Aaya Vada Sutta Kadhai is a 2015 Indian Tamil-language crime comedy film directed by N Phanindra starring Avitej, Suparna, Manoharan, Sai Prashanth and Mani.

Cast 
Avitej as Mani
Suparna as Renu
Manoharan K. as Duraipandi
Sai Prashanth as a gangster
Mani as Kumar

Production 
The film's title is an adaptation of the short story of the same name and is about a grandmother living in a flat. Bengali actress Supurna makes her Tamil debut with this film. Avitej and Supurna previously worked on a Telugu film prior to this film. The whole film was shot in a flat in Ambattur.

Release and reception 
The film released with seven other Tamil films.

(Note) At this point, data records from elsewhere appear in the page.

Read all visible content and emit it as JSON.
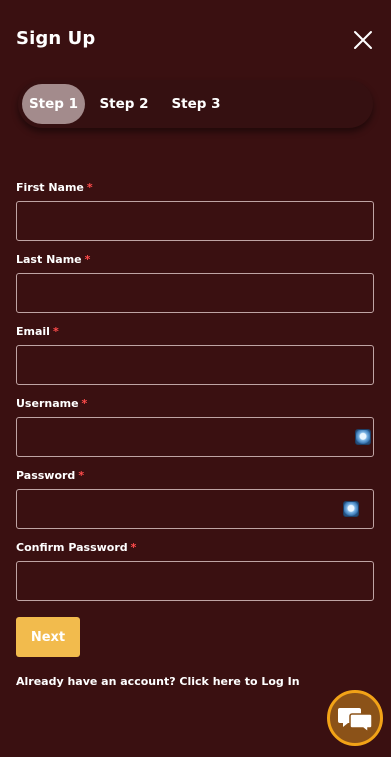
{
  "header": {
    "title": "Sign Up",
    "close_icon": "close-icon"
  },
  "stepper": {
    "steps": [
      {
        "label": "Step 1",
        "active": true
      },
      {
        "label": "Step 2",
        "active": false
      },
      {
        "label": "Step 3",
        "active": false
      }
    ]
  },
  "form": {
    "required_marker": "*",
    "fields": {
      "first_name": {
        "label": "First Name",
        "value": ""
      },
      "last_name": {
        "label": "Last Name",
        "value": ""
      },
      "email": {
        "label": "Email",
        "value": ""
      },
      "username": {
        "label": "Username",
        "value": "",
        "icon": "password-manager-icon"
      },
      "password": {
        "label": "Password",
        "value": "",
        "icon": "password-manager-icon"
      },
      "confirm_password": {
        "label": "Confirm Password",
        "value": ""
      }
    },
    "next_label": "Next",
    "login_prompt": "Already have an account? Click here to Log In"
  },
  "chat": {
    "icon": "chat-bubbles-icon"
  },
  "colors": {
    "background": "#3a1011",
    "active_step": "#a38b8c",
    "next_button": "#f2bb4d",
    "required": "#ff4b4b",
    "chat_border": "#f2a317"
  }
}
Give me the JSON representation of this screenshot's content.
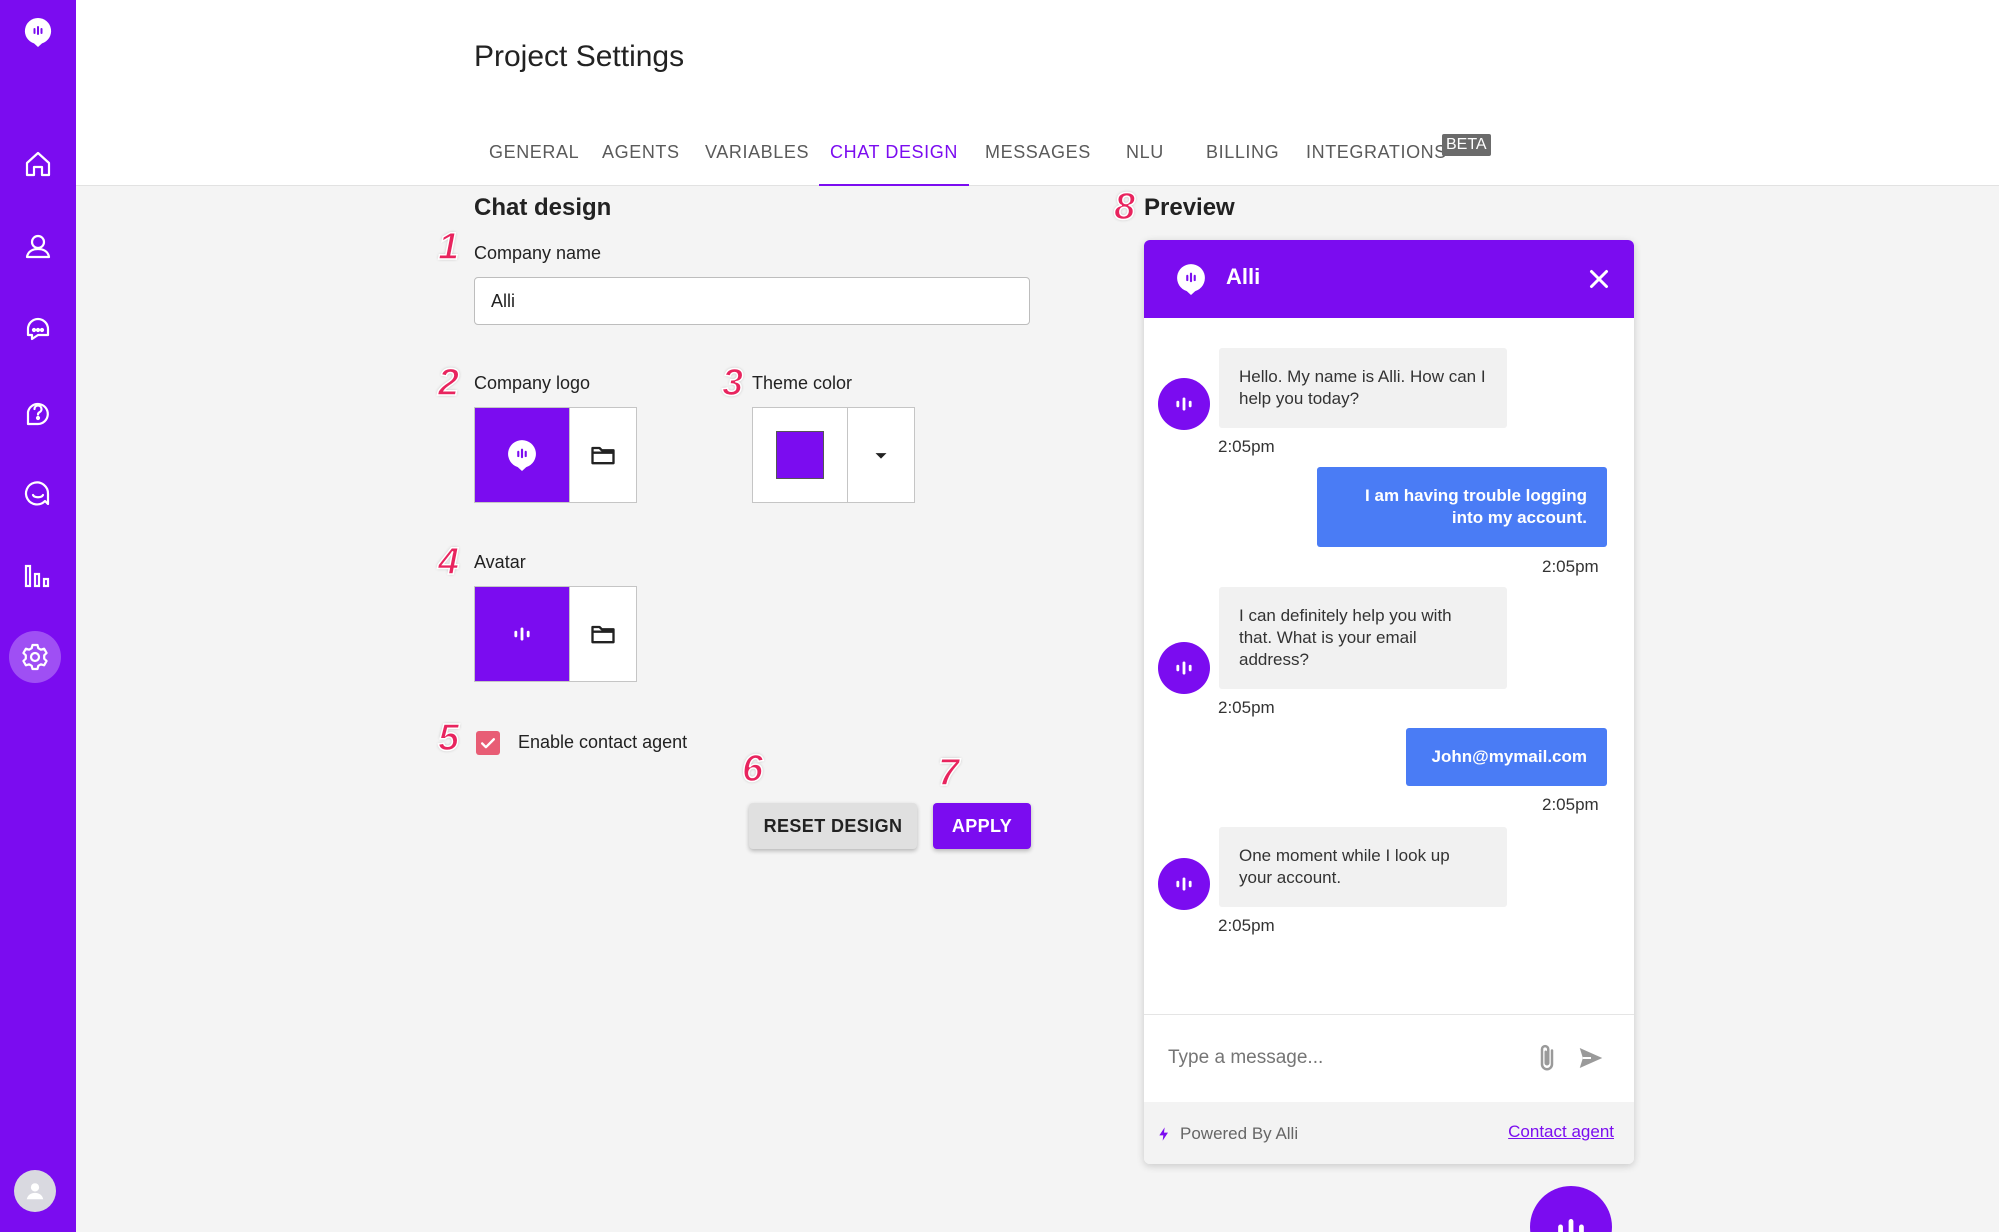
{
  "page": {
    "title": "Project Settings"
  },
  "tabs": [
    {
      "label": "GENERAL"
    },
    {
      "label": "AGENTS"
    },
    {
      "label": "VARIABLES"
    },
    {
      "label": "CHAT DESIGN",
      "active": true
    },
    {
      "label": "MESSAGES"
    },
    {
      "label": "NLU"
    },
    {
      "label": "BILLING"
    },
    {
      "label": "INTEGRATIONS",
      "badge": "BETA"
    }
  ],
  "sidebar": {
    "icons": [
      "logo-icon",
      "home-icon",
      "user-icon",
      "chat-agent-icon",
      "help-icon",
      "conversation-icon",
      "analytics-icon",
      "settings-icon",
      "account-avatar-icon"
    ],
    "active": "settings-icon"
  },
  "markers": [
    "1",
    "2",
    "3",
    "4",
    "5",
    "6",
    "7",
    "8"
  ],
  "form": {
    "section_title": "Chat design",
    "company_name": {
      "label": "Company name",
      "value": "Alli"
    },
    "company_logo": {
      "label": "Company logo"
    },
    "theme_color": {
      "label": "Theme color",
      "value": "#7b0cf0"
    },
    "avatar": {
      "label": "Avatar"
    },
    "enable_contact_agent": {
      "label": "Enable contact agent",
      "checked": true
    },
    "reset_label": "RESET DESIGN",
    "apply_label": "APPLY"
  },
  "preview": {
    "section_title": "Preview",
    "bot_name": "Alli",
    "messages": [
      {
        "from": "bot",
        "text": "Hello. My name is Alli. How can I help you today?",
        "time": "2:05pm"
      },
      {
        "from": "user",
        "text": "I am having trouble logging into my account.",
        "time": "2:05pm"
      },
      {
        "from": "bot",
        "text": "I can definitely help you with that. What is your email address?",
        "time": "2:05pm"
      },
      {
        "from": "user",
        "text": "John@mymail.com",
        "time": "2:05pm"
      },
      {
        "from": "bot",
        "text": "One moment while I look up your account.",
        "time": "2:05pm"
      }
    ],
    "input_placeholder": "Type a message...",
    "powered_by": "Powered By Alli",
    "contact_link": "Contact agent"
  },
  "colors": {
    "brand": "#7b0cf0",
    "user_bubble": "#4a7cf5",
    "marker": "#e8245e",
    "checkbox": "#e85d75"
  }
}
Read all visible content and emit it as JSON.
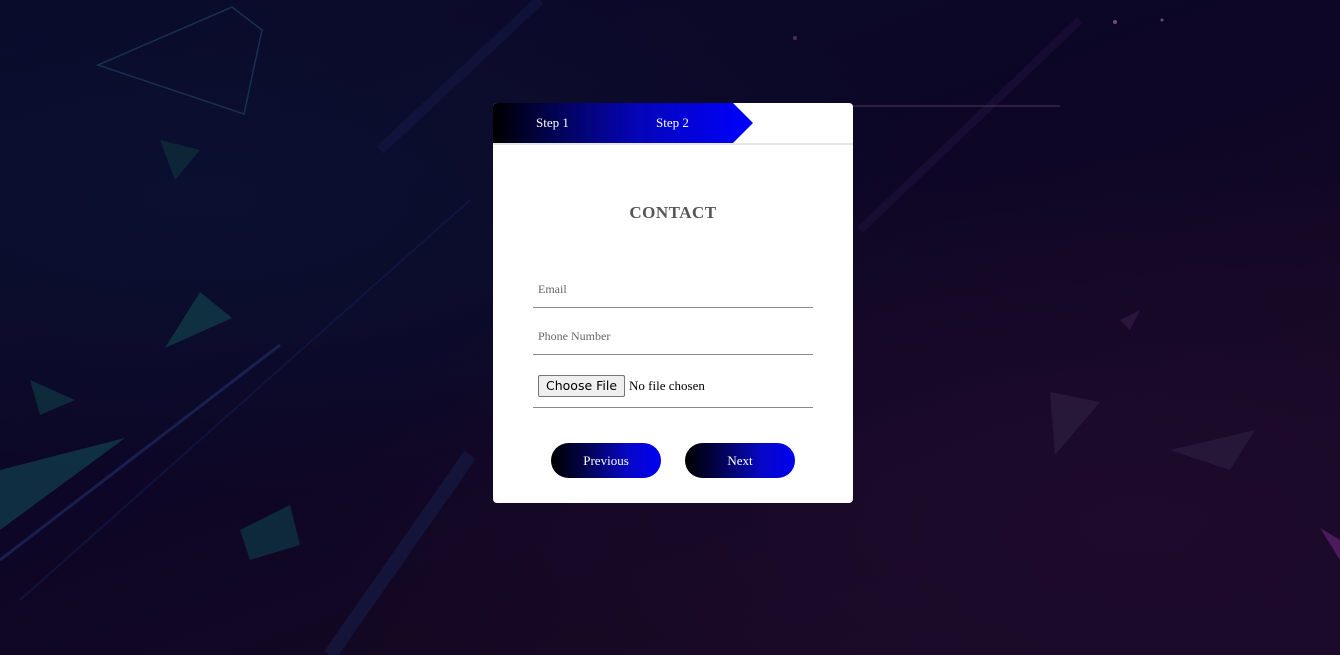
{
  "steps": [
    "Step 1",
    "Step 2"
  ],
  "form": {
    "title": "CONTACT",
    "email_placeholder": "Email",
    "phone_placeholder": "Phone Number",
    "file_button": "Choose File",
    "file_status": "No file chosen"
  },
  "buttons": {
    "previous": "Previous",
    "next": "Next"
  },
  "colors": {
    "accent": "#0000ff",
    "dark": "#000000",
    "card": "#ffffff"
  }
}
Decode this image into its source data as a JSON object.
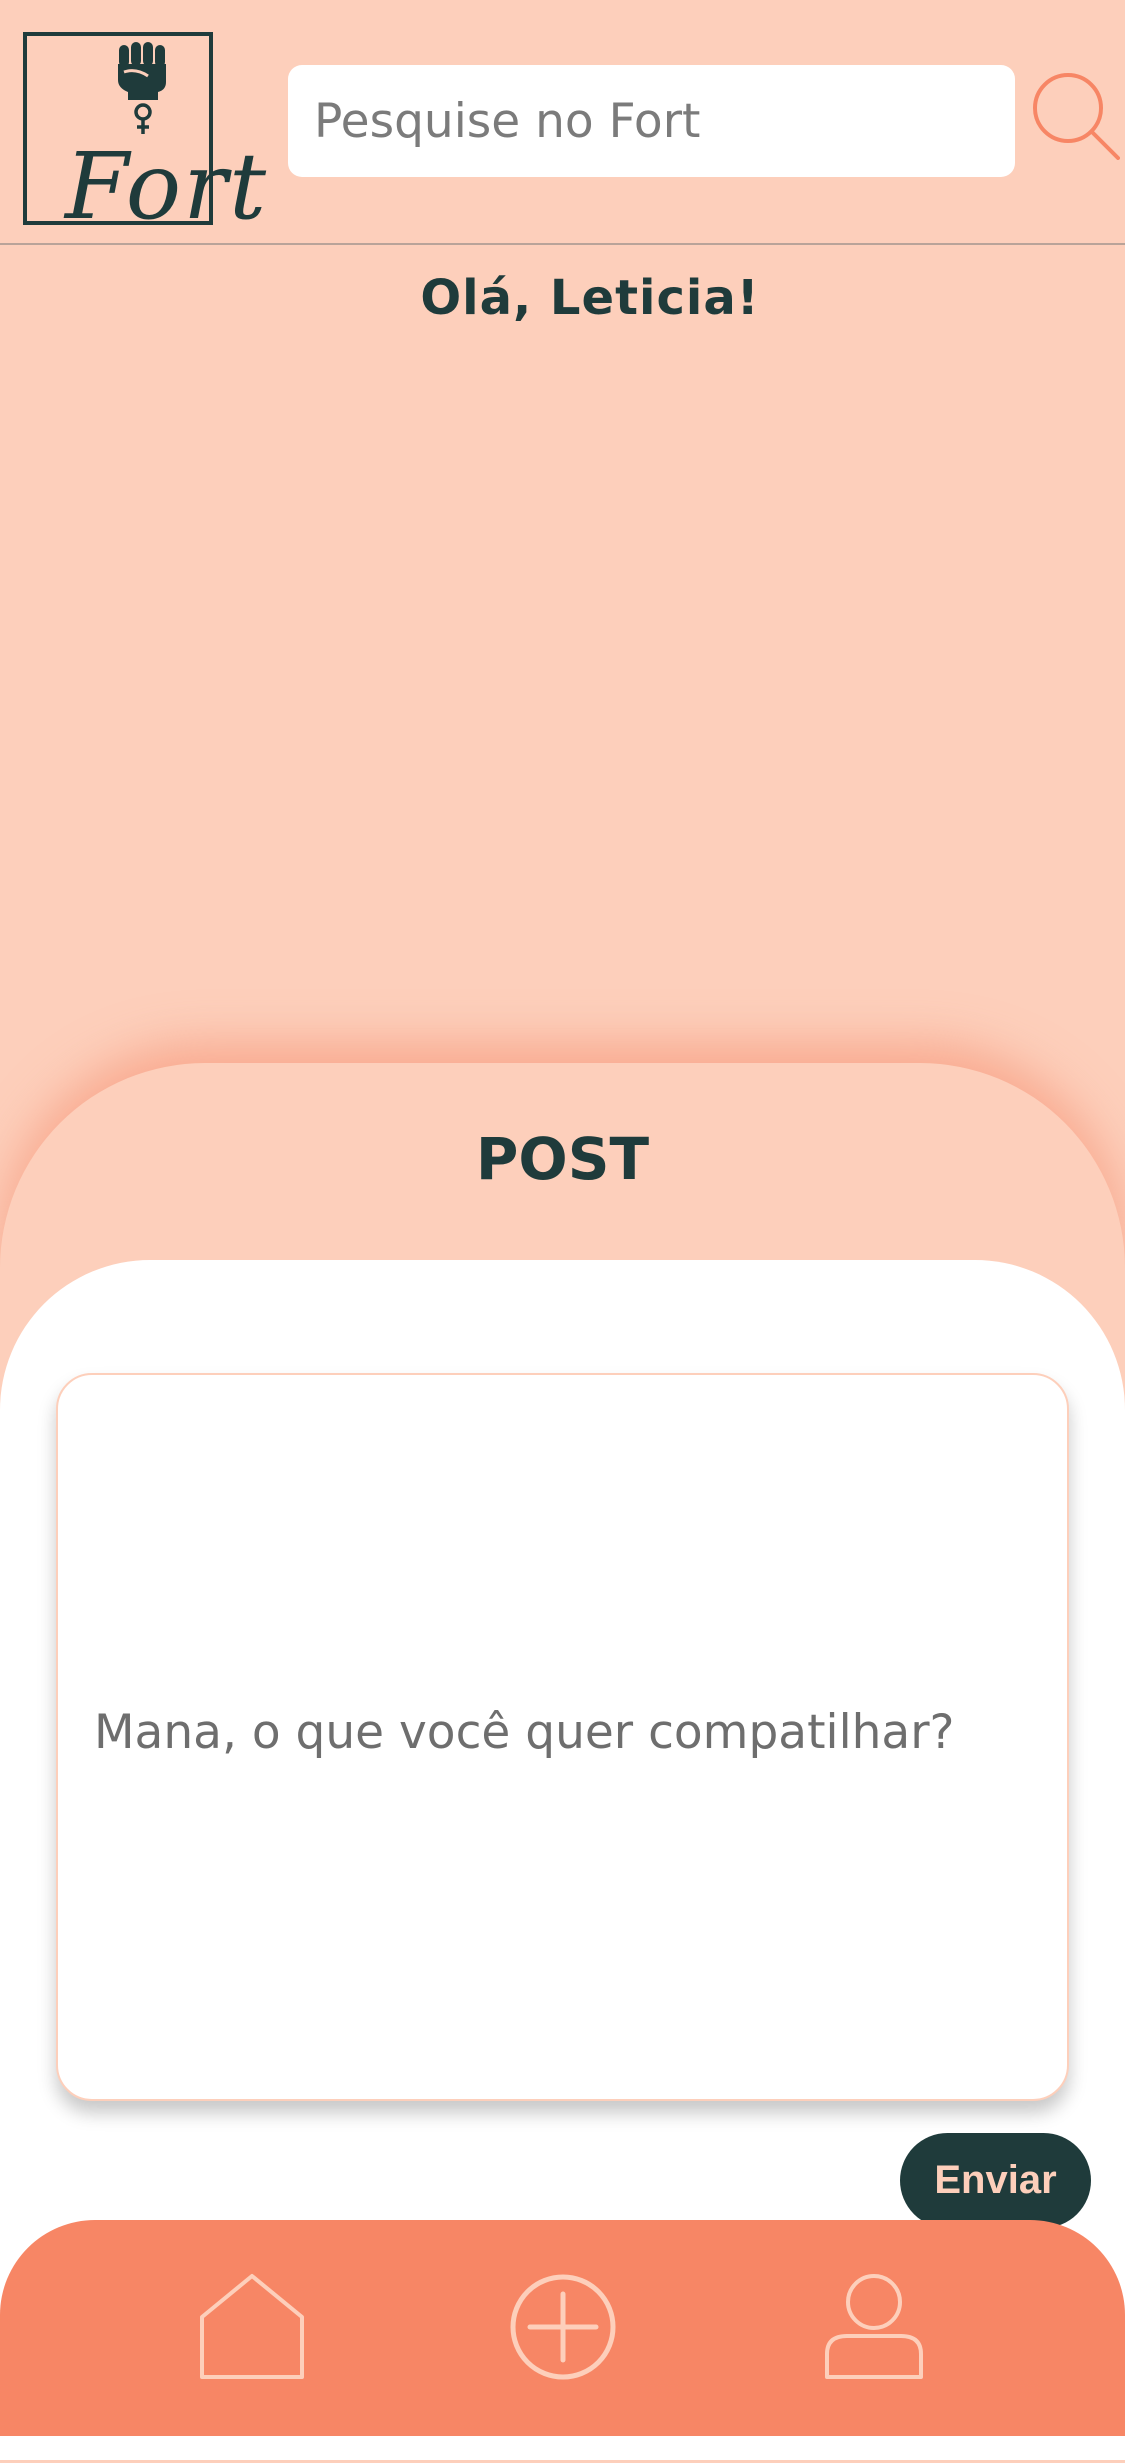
{
  "header": {
    "logo_text": "Fort",
    "search": {
      "placeholder": "Pesquise no Fort",
      "value": "",
      "icon": "search-icon"
    }
  },
  "main": {
    "greeting": "Olá, Leticia!"
  },
  "post": {
    "title": "POST",
    "placeholder": "Mana, o que você quer compatilhar?",
    "value": "",
    "submit_label": "Enviar"
  },
  "bottom_nav": {
    "items": [
      {
        "icon": "home-icon"
      },
      {
        "icon": "plus-circle-icon"
      },
      {
        "icon": "user-icon"
      }
    ]
  },
  "colors": {
    "background": "#FDCFBB",
    "dark": "#1F3B3B",
    "accent": "#F78665",
    "surface": "#FFFFFF"
  }
}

M. Suganth of The Times of India said that "Characters are double crossed, morals are forgotten and confusion reigns but the film doesn’t find the screwball tone that is required for this material". On the contrary, Malini Mannath of The New Indian Express opined that "The twist towards the end is appreciable. For  about 113 minutes of viewing time, the film is a pleasant watch". A critic from nett4vu said that "Comedy and the background score strengthen the film. For a different kind of comedy thriller experience, Aaya Vada Sutta Kadhai can be watched once".